A Bombardier cortará a partir de janeiro a produção da família de aviões comerciais regionais CRJ, diante da demora das companhias aéreas em fazerem encomendas por causa das incertezas econômicas.

REUTERS

20 de setembro de 2011 | 13h46

Maior concorrente da brasileira Embraer na produção de aviões regionais, a companhia canadense disse que não fará demissões e que planeja transferir para outros programas cerca de 350 empregados que trabalham na fabricação de aviões de 60 a 99 assentos.

"As mudanças em nossa produção refletem as atuais condições econômicas e uma desaceleração nos pedidos pelo CRJ", afirmou o porta-voz da Bombarbier John Arnone.
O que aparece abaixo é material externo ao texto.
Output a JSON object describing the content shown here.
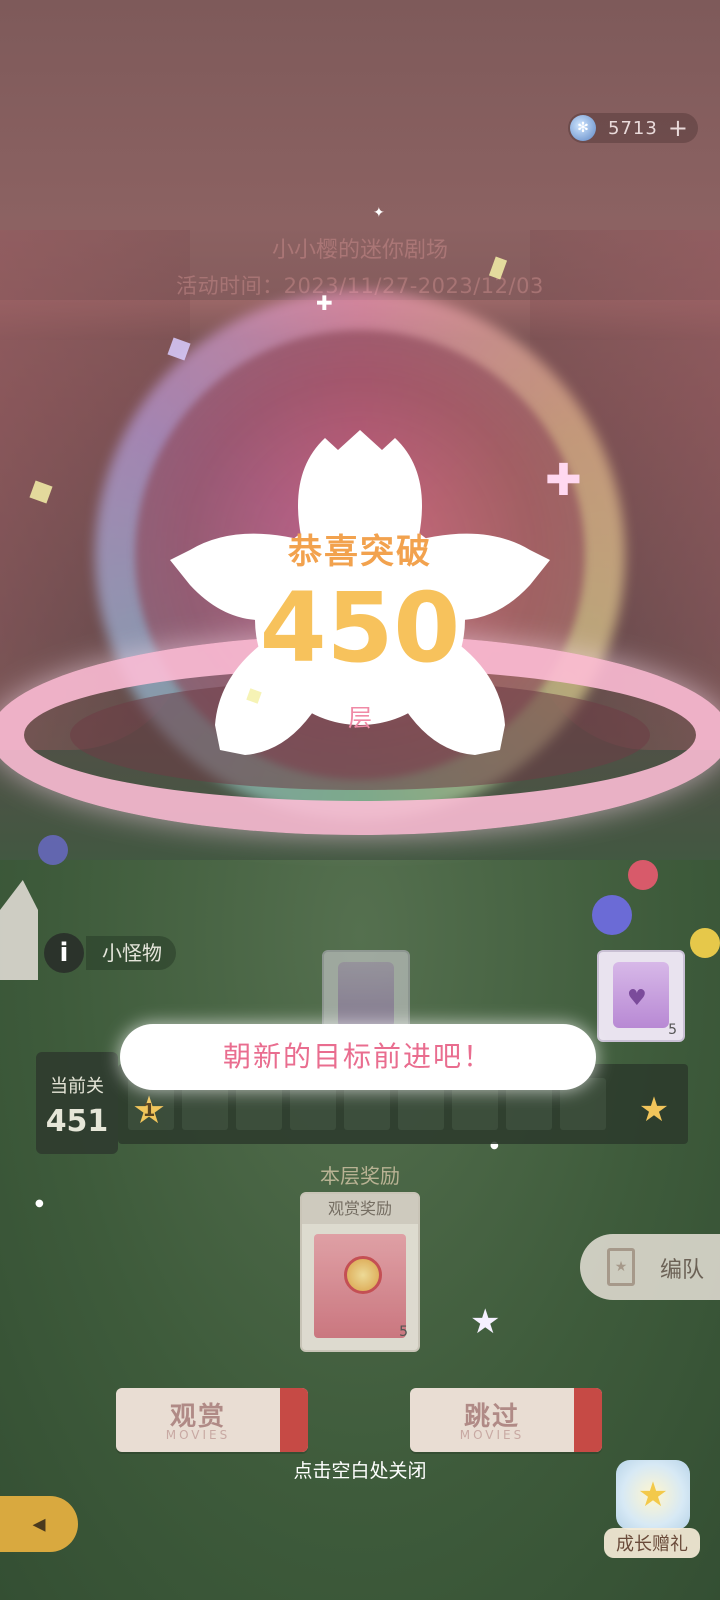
{
  "header": {
    "currency_icon": "snowflake-coin-icon",
    "currency_amount": "5713",
    "add_icon": "+"
  },
  "event": {
    "title": "小小樱的迷你剧场",
    "time": "活动时间：2023/11/27-2023/12/03"
  },
  "popup": {
    "heading": "恭喜突破",
    "floor": "450",
    "unit": "层",
    "banner": "朝新的目标前进吧！",
    "close_hint": "点击空白处关闭"
  },
  "side": {
    "info_icon": "i",
    "info_label": "小怪物"
  },
  "progress": {
    "current_label": "当前关",
    "current_level": "451",
    "star_count": "1",
    "next_reward_count": "5"
  },
  "reward": {
    "section_title": "本层奖励",
    "card_title": "观赏奖励",
    "count": "5"
  },
  "team": {
    "label": "编队"
  },
  "buttons": {
    "watch_label": "观赏",
    "watch_sub": "MOVIES",
    "skip_label": "跳过",
    "skip_sub": "MOVIES"
  },
  "gift": {
    "label": "成长赠礼"
  },
  "colors": {
    "accent_orange": "#f2a24e",
    "number_gold": "#f7c25c",
    "banner_pink": "#e96d8f",
    "ticket_red": "#c64a45"
  }
}
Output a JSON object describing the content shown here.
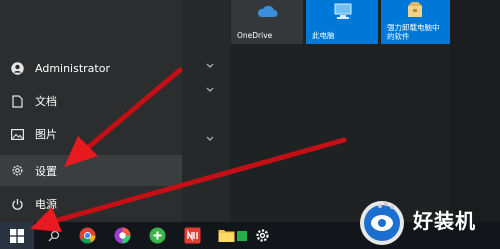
{
  "start_menu": {
    "nav_items": [
      {
        "label": "Administrator",
        "icon": "user-icon"
      },
      {
        "label": "文档",
        "icon": "document-icon"
      },
      {
        "label": "图片",
        "icon": "picture-icon"
      },
      {
        "label": "设置",
        "icon": "gear-icon"
      },
      {
        "label": "电源",
        "icon": "power-icon"
      }
    ]
  },
  "tiles": [
    {
      "label": "OneDrive",
      "icon": "cloud-icon"
    },
    {
      "label": "此电脑",
      "icon": "computer-icon"
    },
    {
      "label_line1": "强力卸载电脑中",
      "label_line2": "的软件",
      "icon": "package-icon"
    }
  ],
  "taskbar": {
    "icons": [
      "windows-start-icon",
      "search-icon",
      "chrome-icon",
      "colorful-browser-icon",
      "green-app-icon",
      "red-app-icon",
      "folder-icon",
      "green-square-icon",
      "settings-gear-icon"
    ]
  },
  "watermark": {
    "text": "好装机"
  },
  "colors": {
    "accent": "#0078d7",
    "arrow": "#e8191f",
    "highlight": "#3b3e3f"
  }
}
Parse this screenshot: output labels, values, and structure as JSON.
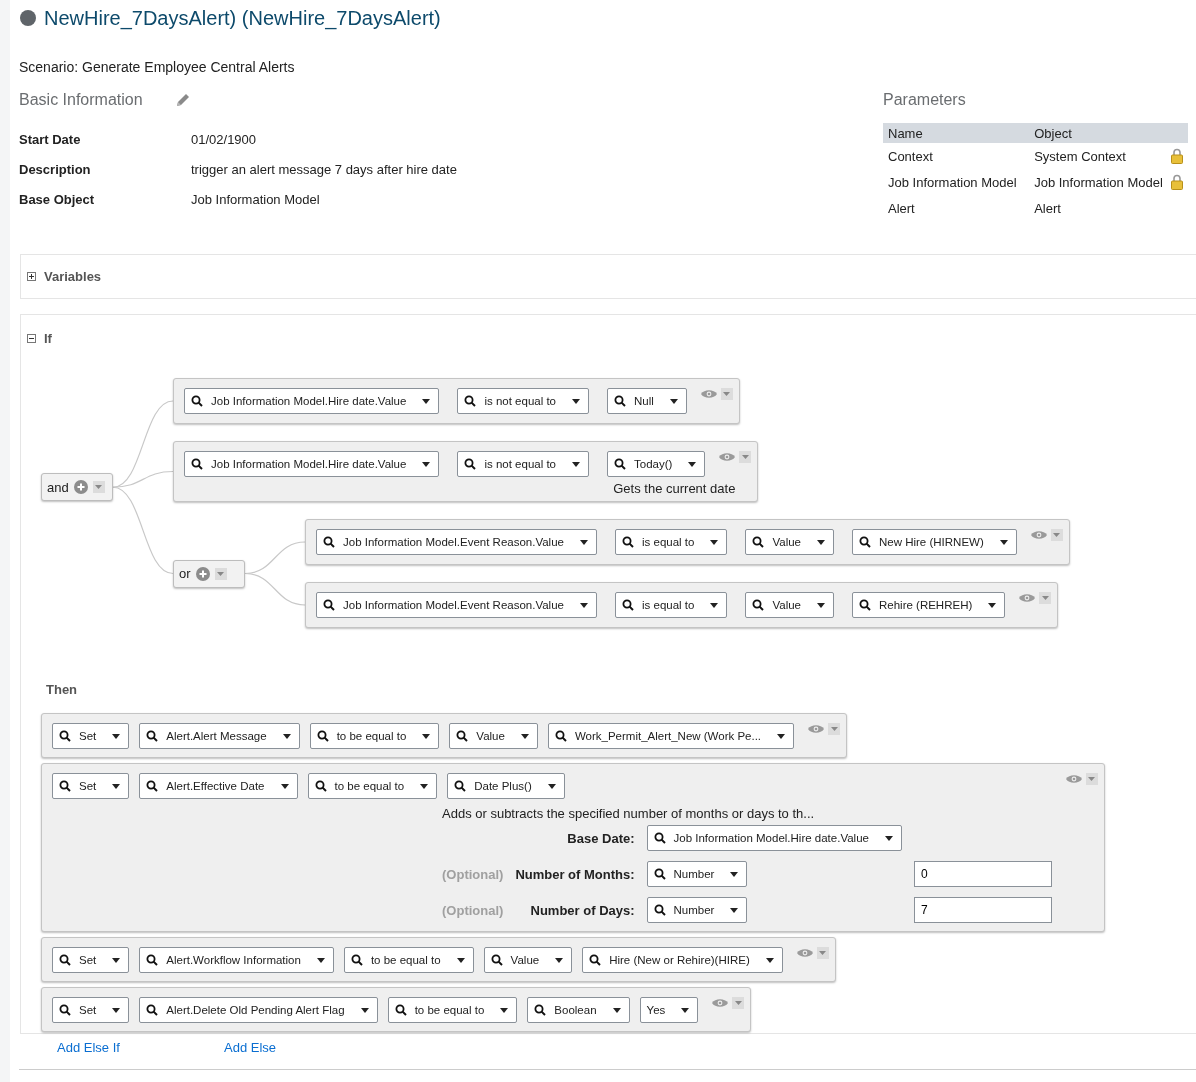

A Bombardier ainda planeja entregar cerca de 90 desses aviões em 2011, como previsto, e divulgará as metas de entregas para 2012 após o fim do ano fiscal em 31 de janeiro de 2012.

A companhia com sede em Montreal, também fabricante de trens, tinha afirmado em agosto que havia o risco de cortar a produção se os pedidos pelo CRJ não aumentassem.

"Isso reflete uma incerteza generalizada na aviação sobre para que direção a economia está indo não só no Canadá ou no Estados Unidos, mas no mundo todo", disse o analista independente Robert Kokonis.

A divisão aeroespacial da Bombardier também fabrica jatos executivos e aviões turboélices. Atualmente trabalha no C-Series, nova família de jatos de longo alcance com 100 a 149 lugares e que marca a entrada da Bombardier no mercado dominado por Airbus e Boeing. O C-Series deve chegar ao mercado em 2013.

"O segmento de aviões regionais ficou proporcionalmente menor, e provavelmente ficou ainda menor em termos de rentabilidade para a companhia", disse o analista David Tyerman.